The Canucks have done well with their American born draft picks in recent years.
All of those players went through collegiate hockey, took tangible steps forward in their development, and then inked an entry-level contract with the Canucks.
This year, the organization will be well represented in the NCAA with a plethora of prospects across the United States.
Yesterday, we took a look at the prospects that will be in the CHL and today we dive into the NCAA prospects.
Tyler Madden had a fantastic freshman season with Northeastern that saw him represent the United States at the World Juniors.
After posting 12 goals and 16 assists for the Huskies last season, he will head back and look to improve on those totals as the team’s number one centre.
The Huskies lost their top defenceman Jeremy Davies to professional hockey this summer, so it will be interesting to see how they adapt to him not being there. He was a big part of their offensive game and as a result, players like Madden really benefitted for Davies’ play.
They will look to defend their BeanPot and Hockey East titles and push for the NCAA championship.
It’s possible that Madden will turn pro at the conclusion of the season and sign with the Canucks.
Aidan McDonough will be joining Madden at Northeastern this fall.
The left-winger was selected with the 195th overall pick this past draft after an encouraging USHL rookie season that saw him post 42 points (21-21-42) in 50 regular season games.
Like Madden had last season, McDonough has a chance to secure a top-six role with the Huskies this season as they look to improve their depth. Given his size, McDonough could be a natural fit with Madden – with McDonough using his size to create space for himself and the tenacious Madden.
The Canucks are familiar with the Northeastern program and feel confident that McDonough is in the right situation to round out his game over the next couple of years. It runs even deeper as McDonough has gone through the same path of Cedar Rapid (USHL) and Northeastern (NCAA) as Adam Gaudette did.

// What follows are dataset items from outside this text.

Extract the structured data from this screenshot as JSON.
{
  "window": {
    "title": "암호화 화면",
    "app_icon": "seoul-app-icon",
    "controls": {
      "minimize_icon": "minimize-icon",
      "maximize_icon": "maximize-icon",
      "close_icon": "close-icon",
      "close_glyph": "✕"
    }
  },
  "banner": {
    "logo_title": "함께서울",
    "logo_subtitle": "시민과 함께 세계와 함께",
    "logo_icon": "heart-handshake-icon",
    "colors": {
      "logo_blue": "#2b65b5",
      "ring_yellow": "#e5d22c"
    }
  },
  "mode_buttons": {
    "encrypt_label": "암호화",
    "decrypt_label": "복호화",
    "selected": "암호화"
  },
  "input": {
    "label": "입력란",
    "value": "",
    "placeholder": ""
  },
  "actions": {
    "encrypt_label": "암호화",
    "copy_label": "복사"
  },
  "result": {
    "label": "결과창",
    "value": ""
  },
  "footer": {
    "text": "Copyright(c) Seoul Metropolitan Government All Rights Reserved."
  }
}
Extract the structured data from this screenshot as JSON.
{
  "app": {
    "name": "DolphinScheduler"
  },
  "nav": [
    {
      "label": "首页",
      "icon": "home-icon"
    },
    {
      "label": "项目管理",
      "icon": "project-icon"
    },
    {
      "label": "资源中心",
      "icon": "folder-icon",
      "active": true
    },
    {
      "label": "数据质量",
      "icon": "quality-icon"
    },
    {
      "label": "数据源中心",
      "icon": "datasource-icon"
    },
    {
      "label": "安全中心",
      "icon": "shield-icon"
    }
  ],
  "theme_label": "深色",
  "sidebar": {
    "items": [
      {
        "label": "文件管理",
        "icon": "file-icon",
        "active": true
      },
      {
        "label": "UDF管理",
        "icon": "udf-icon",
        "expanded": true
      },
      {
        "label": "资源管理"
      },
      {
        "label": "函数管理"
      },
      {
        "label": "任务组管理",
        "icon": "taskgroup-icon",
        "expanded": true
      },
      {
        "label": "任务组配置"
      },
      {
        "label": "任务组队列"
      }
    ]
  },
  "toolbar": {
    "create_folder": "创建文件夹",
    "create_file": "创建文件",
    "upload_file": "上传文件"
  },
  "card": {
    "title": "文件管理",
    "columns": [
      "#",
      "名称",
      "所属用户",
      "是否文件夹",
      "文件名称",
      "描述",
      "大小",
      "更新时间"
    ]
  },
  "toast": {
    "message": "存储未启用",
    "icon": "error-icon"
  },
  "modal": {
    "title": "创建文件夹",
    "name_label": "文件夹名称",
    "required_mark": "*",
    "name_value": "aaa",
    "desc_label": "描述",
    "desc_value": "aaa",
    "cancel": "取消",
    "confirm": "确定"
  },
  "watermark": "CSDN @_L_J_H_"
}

Add the fact that Jack Rathbone and Aidan McDonough are lifelong friends and played as recently as 2017-18 together with Cape Cod Whalers:
— Jack Rathbone (@Jack_Rathbone5) June 22, 2019
Goaltender Matthew Thiessen makes his way to the University of Maine for the 2019-20 season.
Drafted in 2018, Thiessen went to the USHL last season that saw him start 47 regular season games posting a 3.01 GAA and 0.889 SV%. He had a stellar playoff for the Fighting Saints with a 2.48 GAA and 0.925 SV%.
Maine has Jeremy Swayman as their starting netminder, so Thiessen may not see a lot of nets this season but should be poised to take over for Swayman when the Bruins prospect turns pro.
Selected after his draft plus one season, Jack Malone will head to Cornell next season.
During his first year of draft eligibility in 2018, Malone didn’t produce enough to justify being selected but exploded offensively this past season and the Canucks were happy to snap him up in the 6th round of the 2019 NHL Entry Draft.
Cornell is going through a transition as their two leading scorers from last season, Morgan Barron and Mitchell Vanderlaan have concluded their NCAA careers and are headed to professional hockey. Vanderlaan played two games with the Comets to close out last season.
So, Malone has a good opportunity to get into the program and work his way up the roster.
Jack Rathbone will head back to Harvard for his sophomore season this fall.
The Crimson took a big hit with Adam Fox turning pro and joining the Rangers but that means there is an opportunity for the remaining players.
Rathbone had been playing with Fox at even strength play but was mostly deployed on the second unit with Fox and Riley Walsh taking up the first power-play spots. That could change this season, as Rathbone is probably the best suited there.
The left-handed defender exploded offensively to start last season but then slowed as the season went along. This season, I would expect a little more consistency throughout the season and really take advantage of that PP1 spot that should be available.
Despite only being 21, Lockwood is entering his senior season with the University of Michigan where he will be the program’s captain.
Many people were concerned about what Lockwood was going to be able to do last summer after suffering another shoulder injury but he proved us wrong as he played some of his best collegiate hockey last season. Particularly in the second half of the year, Lockwood was noticeable almost every time he stepped on the ice.
Being the captain of the team will mean that he will need to be a leader for the team that lost some major pieces over the summer. The loss of Quinn Hughes and Josh Norris will be softened by the additions of Cam York and John Beecher but it’s still a big loss for the team.
Lockwood will obviously complete his NCAA career this year but it is expected that he will sign with the Canucks rather than try to leave via free agency. Obviously, things can change between now and then but Lockwood himself said that he plans to play for the Canucks.